The Power Of The Bug Bash

Question: What is the easiest and most cost effective way to implement exploratory usability testing prior to a release each sprint?
Answer: A bug bash between the teams on your project.

Regardless of whether your organisation has dedicated QA personnel or not, there comes a time when the people who have built a feature would like ’someone else’ to have a look at it prior to a release. Someone who will provide an objective, prejudice-free assessment of the work. This honest feedback is invaluable just before ‘flicking the switch’ and can save a lot of time and money, and prevent embarrassment.

The QA/test team may have worked wonders throughout the sprint and prevented numerous issues from remaining in the final product but, along with the developers, they will have been 100% focused on the feature and are thus at a slight disadvantage when it comes to user-focused testing. They know it too well and can be prone to overlook the obvious.
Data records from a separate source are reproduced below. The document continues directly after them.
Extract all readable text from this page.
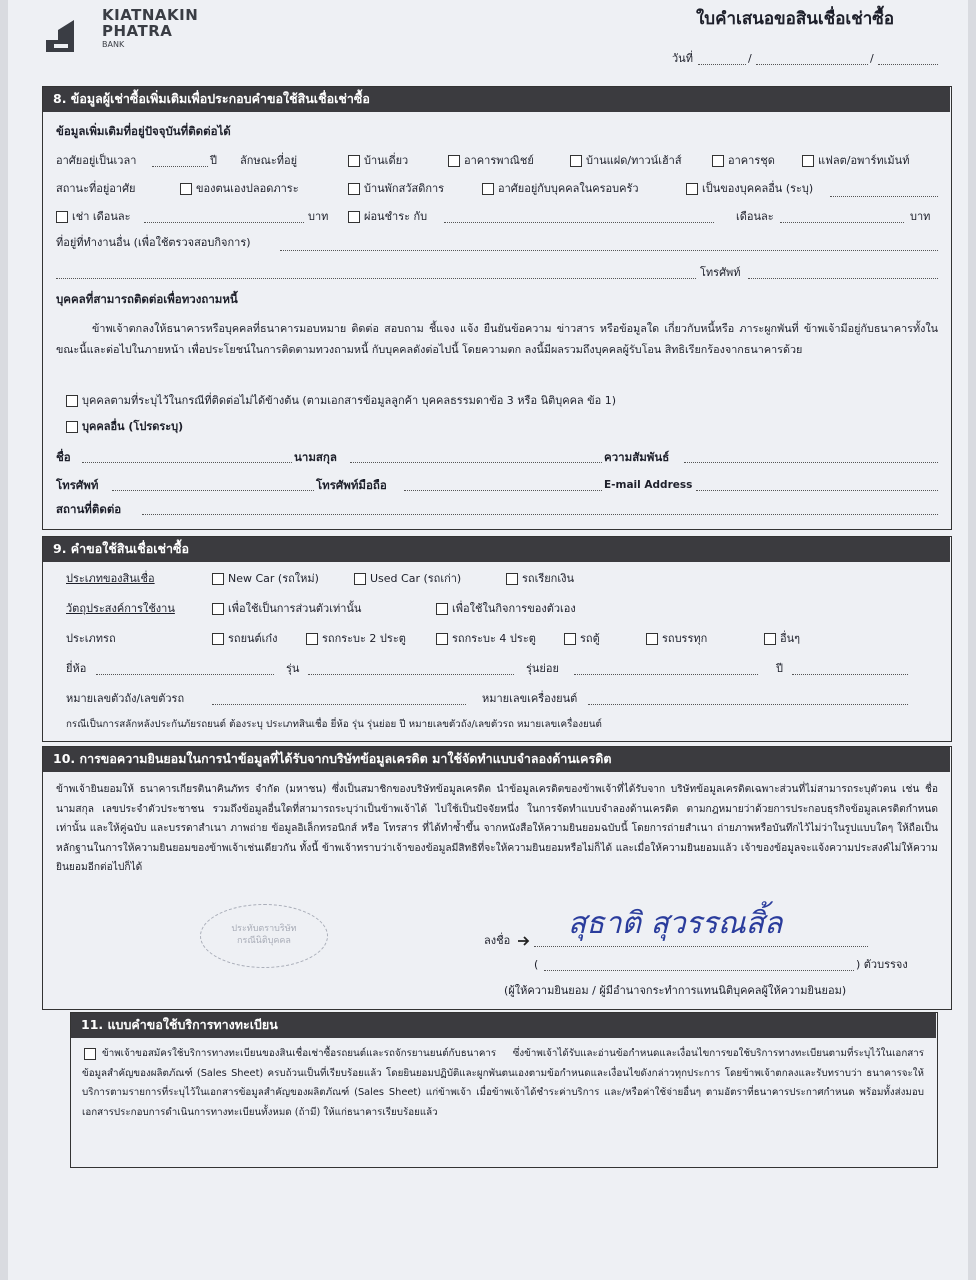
KIATNAKIN
PHATRA
BANK
ใบคำเสนอขอสินเชื่อเช่าซื้อ
วันที่	/	/
8. ข้อมูลผู้เช่าซื้อเพิ่มเติมเพื่อประกอบคำขอใช้สินเชื่อเช่าซื้อ
ข้อมูลเพิ่มเติมที่อยู่ปัจจุบันที่ติดต่อได้
อาศัยอยู่เป็นเวลา	ปี ลักษณะที่อยู่	บ้านเดี่ยว	อาคารพาณิชย์	บ้านแฝด/ทาวน์เฮ้าส์	อาคารชุด	แฟลต/อพาร์ทเม้นท์
สถานะที่อยู่อาศัย	ของตนเองปลอดภาระ	บ้านพักสวัสดิการ	อาศัยอยู่กับบุคคลในครอบครัว	เป็นของบุคคลอื่น (ระบุ)
เช่า เดือนละ	บาท	ผ่อนชำระ กับ	เดือนละ	บาท
ที่อยู่ที่ทำงานอื่น (เพื่อใช้ตรวจสอบกิจการ)
โทรศัพท์
บุคคลที่สามารถติดต่อเพื่อทวงถามหนี้
ข้าพเจ้าตกลงให้ธนาคารหรือบุคคลที่ธนาคารมอบหมาย ติดต่อ สอบถาม ชี้แจง แจ้ง ยืนยันข้อความ ข่าวสาร หรือข้อมูลใด เกี่ยวกับหนี้หรือ ภาระผูกพันที่ ข้าพเจ้ามีอยู่กับธนาคารทั้งในขณะนี้และต่อไปในภายหน้า เพื่อประโยชน์ในการติดตามทวงถามหนี้ กับบุคคลดังต่อไปนี้ โดยความตก ลงนี้มีผลรวมถึงบุคคลผู้รับโอน สิทธิเรียกร้องจากธนาคารด้วย
บุคคลตามที่ระบุไว้ในกรณีที่ติดต่อไม่ได้ข้างต้น (ตามเอกสารข้อมูลลูกค้า บุคคลธรรมดาข้อ 3 หรือ นิติบุคคล ข้อ 1)
บุคคลอื่น (โปรดระบุ)
ชื่อ	นามสกุล	ความสัมพันธ์
โทรศัพท์	โทรศัพท์มือถือ	E-mail Address
สถานที่ติดต่อ
9. คำขอใช้สินเชื่อเช่าซื้อ
ประเภทของสินเชื่อ	New Car (รถใหม่)	Used Car (รถเก่า)	รถเรียกเงิน
วัตถุประสงค์การใช้งาน	เพื่อใช้เป็นการส่วนตัวเท่านั้น	เพื่อใช้ในกิจการของตัวเอง
ประเภทรถ	รถยนต์เก๋ง	รถกระบะ 2 ประตู	รถกระบะ 4 ประตู	รถตู้	รถบรรทุก	อื่นๆ
ยี่ห้อ	รุ่น	รุ่นย่อย	ปี
หมายเลขตัวถัง/เลขตัวรถ	หมายเลขเครื่องยนต์
กรณีเป็นการสลักหลังประกันภัยรถยนต์ ต้องระบุ ประเภทสินเชื่อ ยี่ห้อ รุ่น รุ่นย่อย ปี หมายเลขตัวถัง/เลขตัวรถ หมายเลขเครื่องยนต์
10. การขอความยินยอมในการนำข้อมูลที่ได้รับจากบริษัทข้อมูลเครดิต มาใช้จัดทำแบบจำลองด้านเครดิต
ข้าพเจ้ายินยอมให้ ธนาคารเกียรตินาคินภัทร จำกัด (มหาชน) ซึ่งเป็นสมาชิกของบริษัทข้อมูลเครดิต นำข้อมูลเครดิตของข้าพเจ้าที่ได้รับจาก บริษัทข้อมูลเครดิตเฉพาะส่วนที่ไม่สามารถระบุตัวตน เช่น ชื่อ นามสกุล เลขประจำตัวประชาชน รวมถึงข้อมูลอื่นใดที่สามารถระบุว่าเป็นข้าพเจ้าได้ ไปใช้เป็นปัจจัยหนึ่ง ในการจัดทำแบบจำลองด้านเครดิต ตามกฎหมายว่าด้วยการประกอบธุรกิจข้อมูลเครดิตกำหนดเท่านั้น และให้คู่ฉบับ และบรรดาสำเนา ภาพถ่าย ข้อมูลอิเล็กทรอนิกส์ หรือ โทรสาร ที่ได้ทำซ้ำขึ้น จากหนังสือให้ความยินยอมฉบับนี้ โดยการถ่ายสำเนา ถ่ายภาพหรือบันทึกไว้ไม่ว่าในรูปแบบใดๆ ให้ถือเป็นหลักฐานในการให้ความยินยอมของข้าพเจ้าเช่นเดียวกัน ทั้งนี้ ข้าพเจ้าทราบว่าเจ้าของข้อมูลมีสิทธิที่จะให้ความยินยอมหรือไม่ก็ได้ และเมื่อให้ความยินยอมแล้ว เจ้าของข้อมูลจะแจ้งความประสงค์ไม่ให้ความยินยอมอีกต่อไปก็ได้
ประทับตราบริษัท
กรณีนิติบุคคล	ลงชื่อ สุธาติ สุวรรณสิ้ล
(	) ตัวบรรจง
(ผู้ให้ความยินยอม / ผู้มีอำนาจกระทำการแทนนิติบุคคลผู้ให้ความยินยอม)
11. แบบคำขอใช้บริการทางทะเบียน
ข้าพเจ้าขอสมัครใช้บริการทางทะเบียนของสินเชื่อเช่าซื้อรถยนต์และรถจักรยานยนต์กับธนาคาร ซึ่งข้าพเจ้าได้รับและอ่านข้อกำหนดและเงื่อนไขการขอใช้บริการทางทะเบียนตามที่ระบุไว้ในเอกสารข้อมูลสำคัญของผลิตภัณฑ์ (Sales Sheet) ครบถ้วนเป็นที่เรียบร้อยแล้ว โดยยินยอมปฏิบัติและผูกพันตนเองตามข้อกำหนดและเงื่อนไขดังกล่าวทุกประการ โดยข้าพเจ้าตกลงและรับทราบว่า ธนาคารจะให้บริการตามรายการที่ระบุไว้ในเอกสารข้อมูลสำคัญของผลิตภัณฑ์ (Sales Sheet) แก่ข้าพเจ้า เมื่อข้าพเจ้าได้ชำระค่าบริการ และ/หรือค่าใช้จ่ายอื่นๆ ตามอัตราที่ธนาคารประกาศกำหนด พร้อมทั้งส่งมอบเอกสารประกอบการดำเนินการทางทะเบียนทั้งหมด (ถ้ามี) ให้แก่ธนาคารเรียบร้อยแล้ว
Although the product owner is representing the customer/end user, they also have been involved full-time on the functionality during the sprint and have their ideas on what will work and what won’t. Through in-depth discussions their opinion may have become distorted on what works and what the customer won’t like.
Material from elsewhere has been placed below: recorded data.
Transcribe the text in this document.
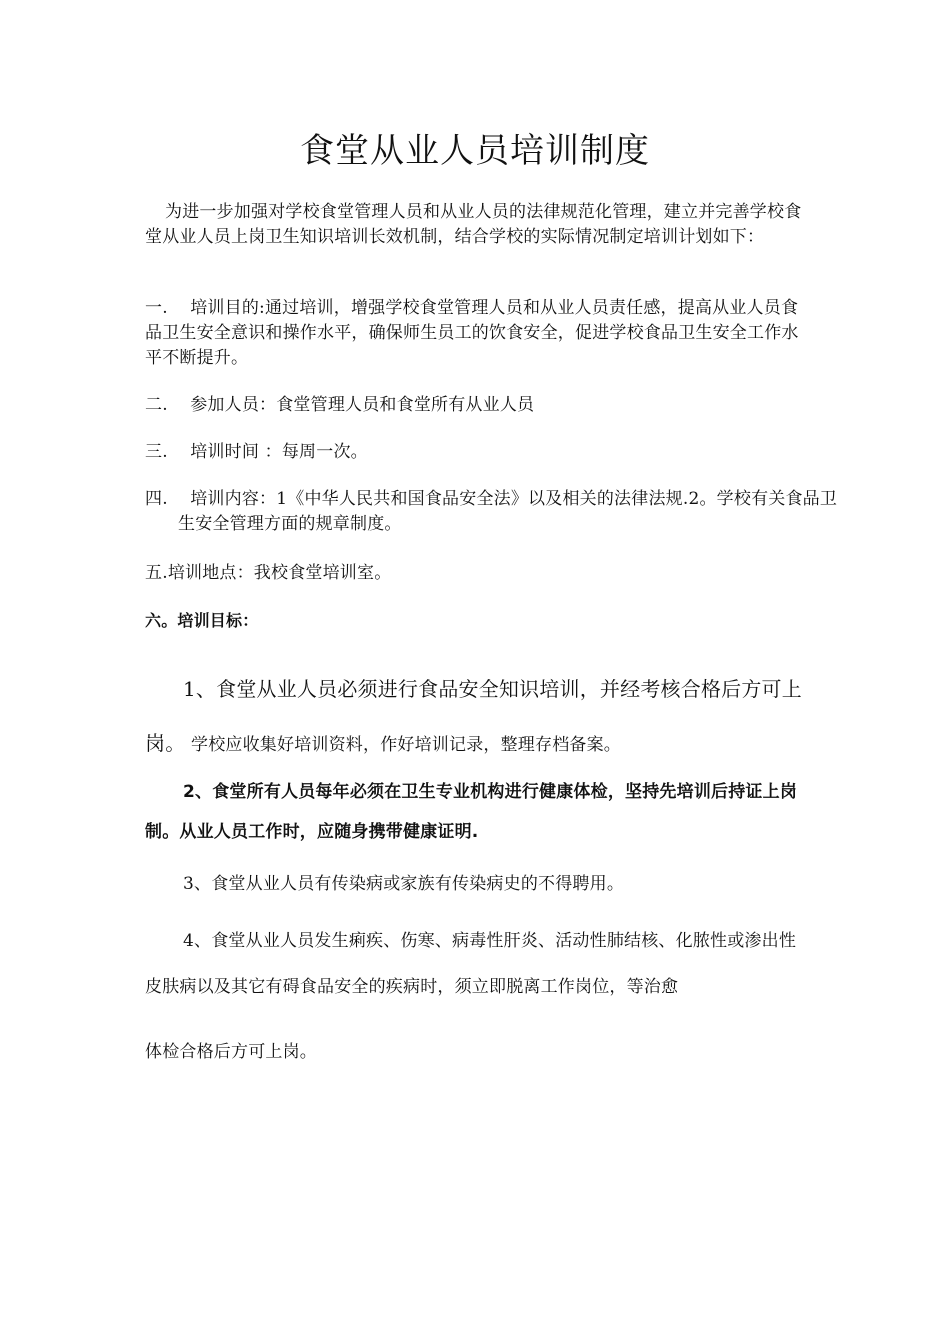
食堂从业人员培训制度
为进一步加强对学校食堂管理人员和从业人员的法律规范化管理，建立并完善学校食堂从业人员上岗卫生知识培训长效机制，结合学校的实际情况制定培训计划如下：
一. 培训目的:通过培训，增强学校食堂管理人员和从业人员责任感，提高从业人员食品卫生安全意识和操作水平，确保师生员工的饮食安全，促进学校食品卫生安全工作水平不断提升。
二. 参加人员：食堂管理人员和食堂所有从业人员
三. 培训时间 ：每周一次。
四. 培训内容：1《中华人民共和国食品安全法》以及相关的法律法规.2。学校有关食品卫生安全管理方面的规章制度。
五.培训地点：我校食堂培训室。
六。培训目标：
1、食堂从业人员必须进行食品安全知识培训，并经考核合格后方可上岗。 学校应收集好培训资料，作好培训记录，整理存档备案。
2、食堂所有人员每年必须在卫生专业机构进行健康体检，坚持先培训后持证上岗制。从业人员工作时，应随身携带健康证明.
3、食堂从业人员有传染病或家族有传染病史的不得聘用。
4、食堂从业人员发生痢疾、伤寒、病毒性肝炎、活动性肺结核、化脓性或渗出性皮肤病以及其它有碍食品安全的疾病时，须立即脱离工作岗位，等治愈
体检合格后方可上岗。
What is needed are fresh pairs of eyes provided with a mission to ‘play with the feature’ and see what they think. An end user, someone who has been handed an app for the first time and asked “What do you think?”. Considering first impressions last, and with the myriad of options available in the software space creating a very competitive environment, something that either isn’t intuitive, doesn’t work as expected or just looks crap is going to die a death in production.

Now, employing a team of usability experts, crowd-sourcing or a team of offshore trained UAT people will certainly get the job done, but it will also certainly cost What I suggest is to use the people in the company and call a bug bash. Teams are given 30 minutes to play with another team’s new feature and provide feedback within that timeframe. The related product owner then reviews the comments and acts on them as they see fit. Here are the core rules :-

1) The exercise lasts 30 mins, not a minute longer.
2) A team shall be informed directly before the bug bash of what they’re going to look at (make it at most a 3-word title, to provide focus but also to allow people the freedom to do as they wish within that guidance).
3) Everyone in the company can join in (it’s actually encouraged).
4) All testing is performed on the same test environment.
5) No discussion is allowed between team members.
6) Feedback can consist of bugs found, questions, comments, general feedback, whatever.
7) The remit is to “play with the feature and see what you find/think”.

After the 30 minutes, everyone returns to their normal work.

The method of submitting comments can be via an existing tool in the company. I’ve done this with Jira, but it runs the risk of people responding to issues and then a chain of communication starting up, thus dragging the bash into the rest of the day. What is wanted is feedback for the product owner to do with as they see best - even having people use post-its and hand them in after the 30 minutes would work.

The benefits of this exercise? It’s a short, timeboxed activity where technically-minded ‘guinea-pigs’ provide focused information on a new feature and its integration with all others in the system. It also acts as an unofficial demo for each team and as a learning exercise for all.

The downsides? To be honest I can’t think of an argument against a company forming as a team to check what they’re about to provide to a customer.

One pointer might be the timing of the event during the sprint - to perform it so near to a release may prevent any meaningful changes being made. My outlook on this is that by the end of the sprint there should be no catastrophic news to broadcast so the bash should mostly uncover small glitches in functionality, recommends for future work and overall opinions.

And if something really bad is found then it can be scheduled for resolution in the next sprint and, most importantly, it has been prevented from going live.